1. Variations in Sticky Foods
- Processed food… Natto (fermented beans)
- Seaweed… Mekabu and Mozuku
- Mushrooms… Nameko
- Leafy vegetables… Okra and Nalta jute
- Root vegetables… Yam and Taro
2. Health Benefits of Sticky Foods
All of these sticky foods have a common nutrient called mucin. This sticky substance is made of a combination of protein and sugar, which helps clean the blood and stop blood sugar from going up. As a result, it prevents stroke, heart attack and hardening of the arteries. Mucin also protects the mucous membranes of digestive organs, which lowers the risk of gastritis and gastric ulcers. It also protects the mucous membranes in your nose and prevents you from getting a cold. Moreover, the nutrient has an anti-aging effect that stimulates the cells.
Other than mucin, these foods contain more nutrients like water-soluble dietary fiber, alginic acid, fucoidan and pectin. They reduce cholesterol in the blood and prevent constipation by increasing intestinal lactobacillus bifidus. Especially, fucodain subdues Helicobacter pylori which are believed to cause stomach cancer.
Natto: It is rich in dietary fiber that regulates intestinal function. Soy isoflavone controls female hormones. It is also high in vitamin B2 which makes higher energy metabolism.
Mekabu: It is rich in alginic acid which absorbs and removes cholesterol.
Mozuku: It contains a lot of fucodain which subdues Helicobacter pylori.
Okra: It has a great amount of pectin, which is great to help you lose weight as it activates intestinal movement and regulates fat absorption.
Nalta jute: It is a great source of carotene as well as calcium and vitamins. Carotene has an anti-aging effect and Nalta jute contains more of it than other leafy vegetables.
Yam and Taro: Their potassium helps edema (swelling) go down and also gets rid of unnecessary salt from your body. They are lower in calories among root vegetables and rich in dietary fiber.
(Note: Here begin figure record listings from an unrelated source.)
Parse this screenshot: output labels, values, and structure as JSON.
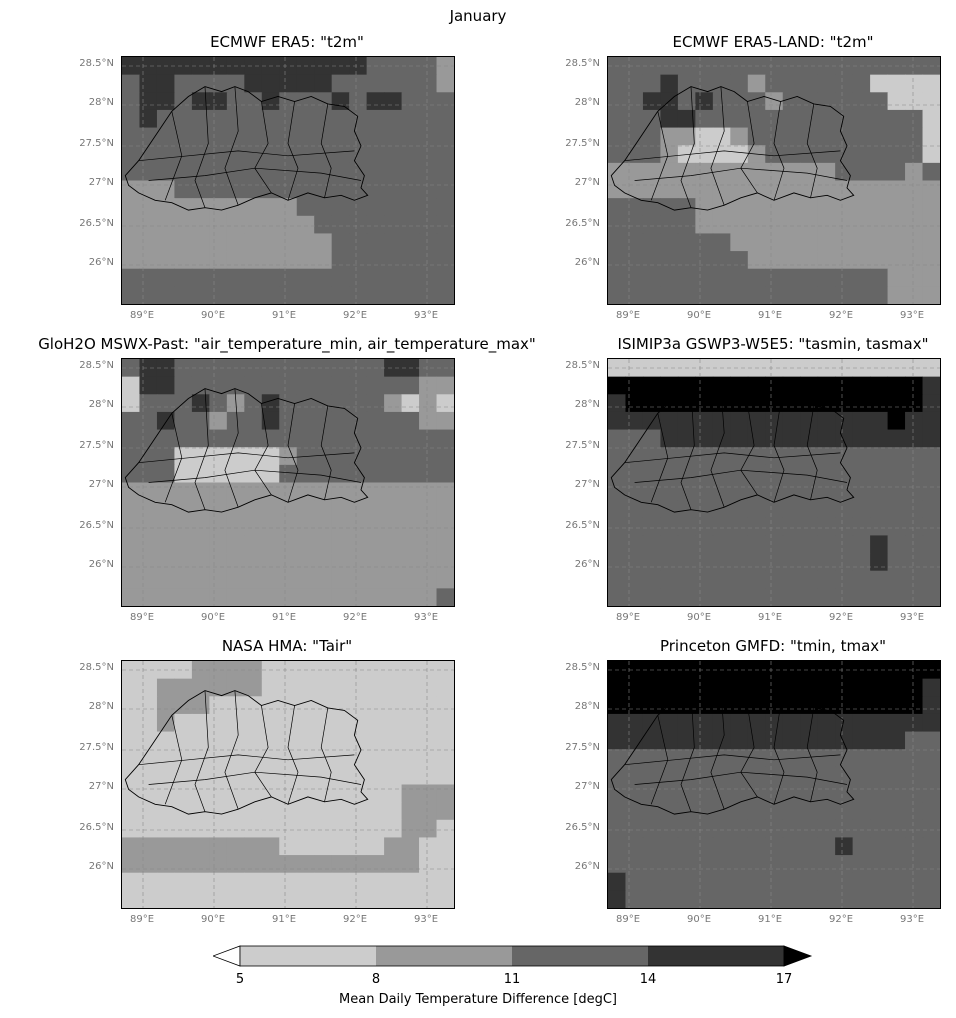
{
  "figure_title": "January",
  "panels": [
    {
      "title": "ECMWF ERA5: \"t2m\""
    },
    {
      "title": "ECMWF ERA5-LAND: \"t2m\""
    },
    {
      "title": "GloH2O MSWX-Past: \"air_temperature_min, air_temperature_max\""
    },
    {
      "title": "ISIMIP3a GSWP3-W5E5: \"tasmin, tasmax\""
    },
    {
      "title": "NASA HMA: \"Tair\""
    },
    {
      "title": "Princeton GMFD: \"tmin, tmax\""
    }
  ],
  "axes": {
    "lat_ticks": [
      "28.5°N",
      "28°N",
      "27.5°N",
      "27°N",
      "26.5°N",
      "26°N"
    ],
    "lon_ticks": [
      "89°E",
      "90°E",
      "91°E",
      "92°E",
      "93°E"
    ]
  },
  "colorbar": {
    "ticks": [
      "5",
      "8",
      "11",
      "14",
      "17"
    ],
    "label": "Mean Daily Temperature Difference [degC]",
    "colors": [
      "#ffffff",
      "#cccccc",
      "#999999",
      "#666666",
      "#333333",
      "#000000"
    ]
  },
  "chart_data": {
    "type": "heatmap",
    "title": "January",
    "colorbar_bins": [
      [
        null,
        5
      ],
      [
        5,
        8
      ],
      [
        8,
        11
      ],
      [
        11,
        14
      ],
      [
        14,
        17
      ],
      [
        17,
        null
      ]
    ],
    "extend": "both",
    "lat_range": [
      25.5,
      28.65
    ],
    "lon_range": [
      88.7,
      93.4
    ]
  }
}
3. How to Eat These Superfoods
There are many ways to cook these foods in Japan. However, as mucin is weak to heat, it is recommended to be eaten raw. Here are some way of eating.
Sticky Don (Neba Neba Don)
An easy donburi dish with sticky ingredients on top of rice with soy sauce. The ingredients can be a combination of natto, okra, mekabu, and grated yam, and topped with a raw egg or a soft poached egg. Aavocados, kimchi , fresh tuna, and mushed fatty tuna also go well .
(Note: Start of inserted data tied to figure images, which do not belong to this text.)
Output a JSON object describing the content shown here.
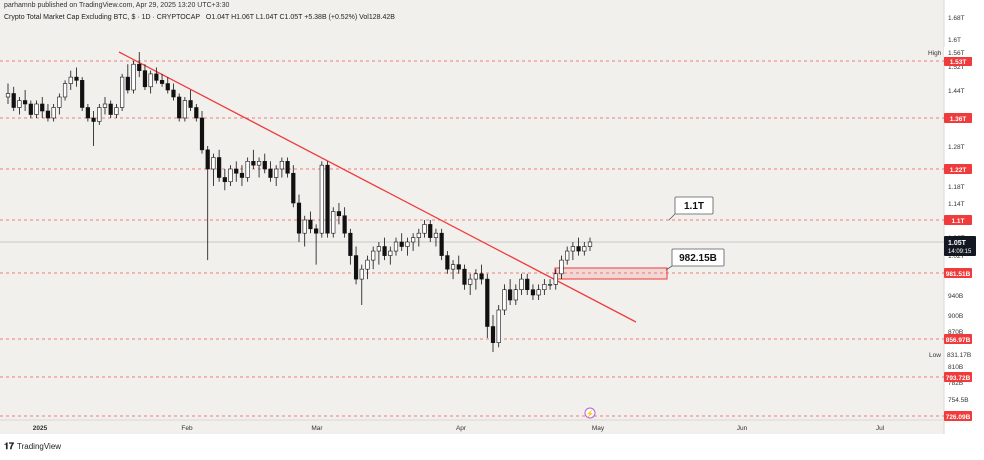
{
  "header": {
    "publisher": "parhamnb published on TradingView.com, Apr 29, 2025 13:20 UTC+3:30",
    "symbol": "Crypto Total Market Cap Excluding BTC, $ · 1D · CRYPTOCAP",
    "ohlc": "O1.04T  H1.06T  L1.04T  C1.05T  +5.38B (+0.52%)  Vol128.42B"
  },
  "footer": {
    "brand": "TradingView",
    "logo_icon": "tradingview-logo-icon"
  },
  "colors": {
    "background": "#f2f0ed",
    "candle": "#111111",
    "trendline": "#f03a3a",
    "level": "#ef5350",
    "badge_red": "#ef3b3b",
    "badge_dark": "#131722"
  },
  "chart_data": {
    "type": "candlestick",
    "x_axis_ticks": [
      "2025",
      "Feb",
      "Mar",
      "Apr",
      "May",
      "Jun",
      "Jul"
    ],
    "y_axis_ticks": [
      "1.68T",
      "1.6T",
      "1.52T",
      "1.44T",
      "1.36T",
      "1.28T",
      "1.18T",
      "1.14T",
      "1.1T",
      "1.06T",
      "1.02T",
      "940B",
      "900B",
      "870B",
      "810B",
      "782B",
      "754.5B"
    ],
    "current_price": {
      "label": "1.05T",
      "countdown": "14:09:15"
    },
    "levels": [
      {
        "label": "1.53T",
        "value": 1.53
      },
      {
        "label": "1.36T",
        "value": 1.36
      },
      {
        "label": "1.22T",
        "value": 1.22
      },
      {
        "label": "1.1T",
        "value": 1.1
      },
      {
        "label": "981.51B",
        "value": 0.98151
      },
      {
        "label": "856.97B",
        "value": 0.85697
      },
      {
        "label": "793.72B",
        "value": 0.79372
      },
      {
        "label": "726.09B",
        "value": 0.72609
      }
    ],
    "high": {
      "label": "High",
      "value": "1.56T"
    },
    "low": {
      "label": "Low",
      "value": "831.17B"
    },
    "annotations": [
      {
        "text": "1.1T"
      },
      {
        "text": "982.15B"
      }
    ],
    "trendline": {
      "start": {
        "date": "2025-01-18",
        "value": 1.56
      },
      "end": {
        "date": "2025-05-23",
        "value": 0.88
      }
    },
    "zone": {
      "from": "2025-04-21",
      "to": "2025-05-23",
      "low": 0.955,
      "high": 0.99
    },
    "candles": [
      [
        1.42,
        1.46,
        1.4,
        1.43
      ],
      [
        1.43,
        1.45,
        1.38,
        1.39
      ],
      [
        1.39,
        1.42,
        1.37,
        1.41
      ],
      [
        1.41,
        1.44,
        1.38,
        1.4
      ],
      [
        1.4,
        1.41,
        1.36,
        1.37
      ],
      [
        1.37,
        1.41,
        1.36,
        1.4
      ],
      [
        1.4,
        1.42,
        1.36,
        1.38
      ],
      [
        1.38,
        1.4,
        1.35,
        1.36
      ],
      [
        1.36,
        1.4,
        1.35,
        1.39
      ],
      [
        1.39,
        1.43,
        1.37,
        1.42
      ],
      [
        1.42,
        1.47,
        1.41,
        1.46
      ],
      [
        1.46,
        1.5,
        1.44,
        1.48
      ],
      [
        1.48,
        1.51,
        1.45,
        1.47
      ],
      [
        1.47,
        1.48,
        1.38,
        1.39
      ],
      [
        1.39,
        1.4,
        1.35,
        1.36
      ],
      [
        1.36,
        1.38,
        1.28,
        1.35
      ],
      [
        1.35,
        1.4,
        1.34,
        1.39
      ],
      [
        1.39,
        1.42,
        1.37,
        1.4
      ],
      [
        1.4,
        1.41,
        1.36,
        1.37
      ],
      [
        1.37,
        1.4,
        1.36,
        1.39
      ],
      [
        1.39,
        1.49,
        1.38,
        1.48
      ],
      [
        1.48,
        1.52,
        1.43,
        1.44
      ],
      [
        1.44,
        1.53,
        1.43,
        1.52
      ],
      [
        1.52,
        1.56,
        1.48,
        1.5
      ],
      [
        1.5,
        1.52,
        1.44,
        1.45
      ],
      [
        1.45,
        1.5,
        1.43,
        1.49
      ],
      [
        1.49,
        1.51,
        1.46,
        1.47
      ],
      [
        1.47,
        1.49,
        1.45,
        1.46
      ],
      [
        1.46,
        1.48,
        1.43,
        1.44
      ],
      [
        1.44,
        1.46,
        1.41,
        1.42
      ],
      [
        1.42,
        1.43,
        1.35,
        1.36
      ],
      [
        1.36,
        1.42,
        1.35,
        1.41
      ],
      [
        1.41,
        1.44,
        1.38,
        1.39
      ],
      [
        1.39,
        1.4,
        1.35,
        1.36
      ],
      [
        1.36,
        1.38,
        1.26,
        1.27
      ],
      [
        1.27,
        1.28,
        1.01,
        1.22
      ],
      [
        1.22,
        1.26,
        1.18,
        1.25
      ],
      [
        1.25,
        1.27,
        1.19,
        1.2
      ],
      [
        1.2,
        1.22,
        1.17,
        1.19
      ],
      [
        1.19,
        1.23,
        1.18,
        1.22
      ],
      [
        1.22,
        1.24,
        1.19,
        1.21
      ],
      [
        1.21,
        1.23,
        1.18,
        1.2
      ],
      [
        1.2,
        1.25,
        1.19,
        1.24
      ],
      [
        1.24,
        1.27,
        1.22,
        1.23
      ],
      [
        1.23,
        1.25,
        1.2,
        1.24
      ],
      [
        1.24,
        1.26,
        1.21,
        1.22
      ],
      [
        1.22,
        1.24,
        1.19,
        1.2
      ],
      [
        1.2,
        1.23,
        1.18,
        1.22
      ],
      [
        1.22,
        1.25,
        1.2,
        1.24
      ],
      [
        1.24,
        1.25,
        1.2,
        1.21
      ],
      [
        1.21,
        1.23,
        1.13,
        1.14
      ],
      [
        1.14,
        1.16,
        1.05,
        1.07
      ],
      [
        1.07,
        1.11,
        1.04,
        1.1
      ],
      [
        1.1,
        1.12,
        1.07,
        1.08
      ],
      [
        1.08,
        1.09,
        1.0,
        1.07
      ],
      [
        1.07,
        1.24,
        1.06,
        1.23
      ],
      [
        1.23,
        1.24,
        1.06,
        1.07
      ],
      [
        1.07,
        1.13,
        1.06,
        1.12
      ],
      [
        1.12,
        1.14,
        1.09,
        1.11
      ],
      [
        1.11,
        1.13,
        1.06,
        1.07
      ],
      [
        1.07,
        1.08,
        1.0,
        1.02
      ],
      [
        1.02,
        1.04,
        0.96,
        0.97
      ],
      [
        0.97,
        1.0,
        0.92,
        0.99
      ],
      [
        0.99,
        1.02,
        0.97,
        1.01
      ],
      [
        1.01,
        1.04,
        0.99,
        1.03
      ],
      [
        1.03,
        1.05,
        1.0,
        1.04
      ],
      [
        1.04,
        1.06,
        1.01,
        1.02
      ],
      [
        1.02,
        1.04,
        1.0,
        1.03
      ],
      [
        1.03,
        1.06,
        1.02,
        1.05
      ],
      [
        1.05,
        1.07,
        1.03,
        1.04
      ],
      [
        1.04,
        1.06,
        1.02,
        1.05
      ],
      [
        1.05,
        1.07,
        1.03,
        1.06
      ],
      [
        1.06,
        1.08,
        1.04,
        1.07
      ],
      [
        1.07,
        1.1,
        1.06,
        1.09
      ],
      [
        1.09,
        1.1,
        1.05,
        1.06
      ],
      [
        1.06,
        1.08,
        1.04,
        1.07
      ],
      [
        1.07,
        1.08,
        1.01,
        1.02
      ],
      [
        1.02,
        1.03,
        0.98,
        0.99
      ],
      [
        0.99,
        1.01,
        0.97,
        1.0
      ],
      [
        1.0,
        1.02,
        0.98,
        0.99
      ],
      [
        0.99,
        1.0,
        0.95,
        0.96
      ],
      [
        0.96,
        0.98,
        0.94,
        0.97
      ],
      [
        0.97,
        0.99,
        0.95,
        0.98
      ],
      [
        0.98,
        1.0,
        0.96,
        0.97
      ],
      [
        0.97,
        0.98,
        0.86,
        0.88
      ],
      [
        0.88,
        0.9,
        0.83,
        0.85
      ],
      [
        0.85,
        0.92,
        0.84,
        0.91
      ],
      [
        0.91,
        0.96,
        0.9,
        0.95
      ],
      [
        0.95,
        0.97,
        0.92,
        0.93
      ],
      [
        0.93,
        0.96,
        0.92,
        0.95
      ],
      [
        0.95,
        0.98,
        0.94,
        0.97
      ],
      [
        0.97,
        0.98,
        0.94,
        0.95
      ],
      [
        0.95,
        0.96,
        0.93,
        0.94
      ],
      [
        0.94,
        0.96,
        0.93,
        0.95
      ],
      [
        0.95,
        0.97,
        0.94,
        0.96
      ],
      [
        0.96,
        0.97,
        0.95,
        0.96
      ],
      [
        0.96,
        0.99,
        0.95,
        0.98
      ],
      [
        0.98,
        1.02,
        0.97,
        1.01
      ],
      [
        1.01,
        1.04,
        1.0,
        1.03
      ],
      [
        1.03,
        1.05,
        1.01,
        1.04
      ],
      [
        1.04,
        1.06,
        1.02,
        1.03
      ],
      [
        1.03,
        1.05,
        1.02,
        1.04
      ],
      [
        1.04,
        1.06,
        1.03,
        1.05
      ]
    ]
  }
}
Sticky is called “Neba Neba” (the mimetic word which describes “sticky”) in Japanese. ”Don” is an abbreviation of “Donburi”, meaning rice bowl dish. We use various “neba neba” food in our fridge, and put them on the rice as donburi. It is very easy, quick and healthy dish! It is good as vegan food and also gluten free.
Natto has various variations!
Natto is a useful food that goes well with many different ingredients. It can go with pasta, somen (Japanese thin noodle) and udon (you can also add okra or grated yam). Also it can be an ingredient for an omelette with cheese. Natto toast is another amazing way to enjoy natto.
Nalta jute can be boiled and seasoned with sesame, or deep fried with shrimp as a mixed tempura.
Nameko is a good ingredient to add in with other kinds of mushrooms in sticky sauce for tofu. It is also a popular ingredient for miso soup.
Okra can be added into salad after boiled, eaten grated with soy sauce or on top of soba.
Taro is used for Japanese stewed dishes, miso soup or other types of soup.
In Japan, many people love these sticky foods for their high nutrition, taste and texture. They are super foods for weight loss, anti-aging, health and beauty for women. Why don’t you add them to your regular diet from now on?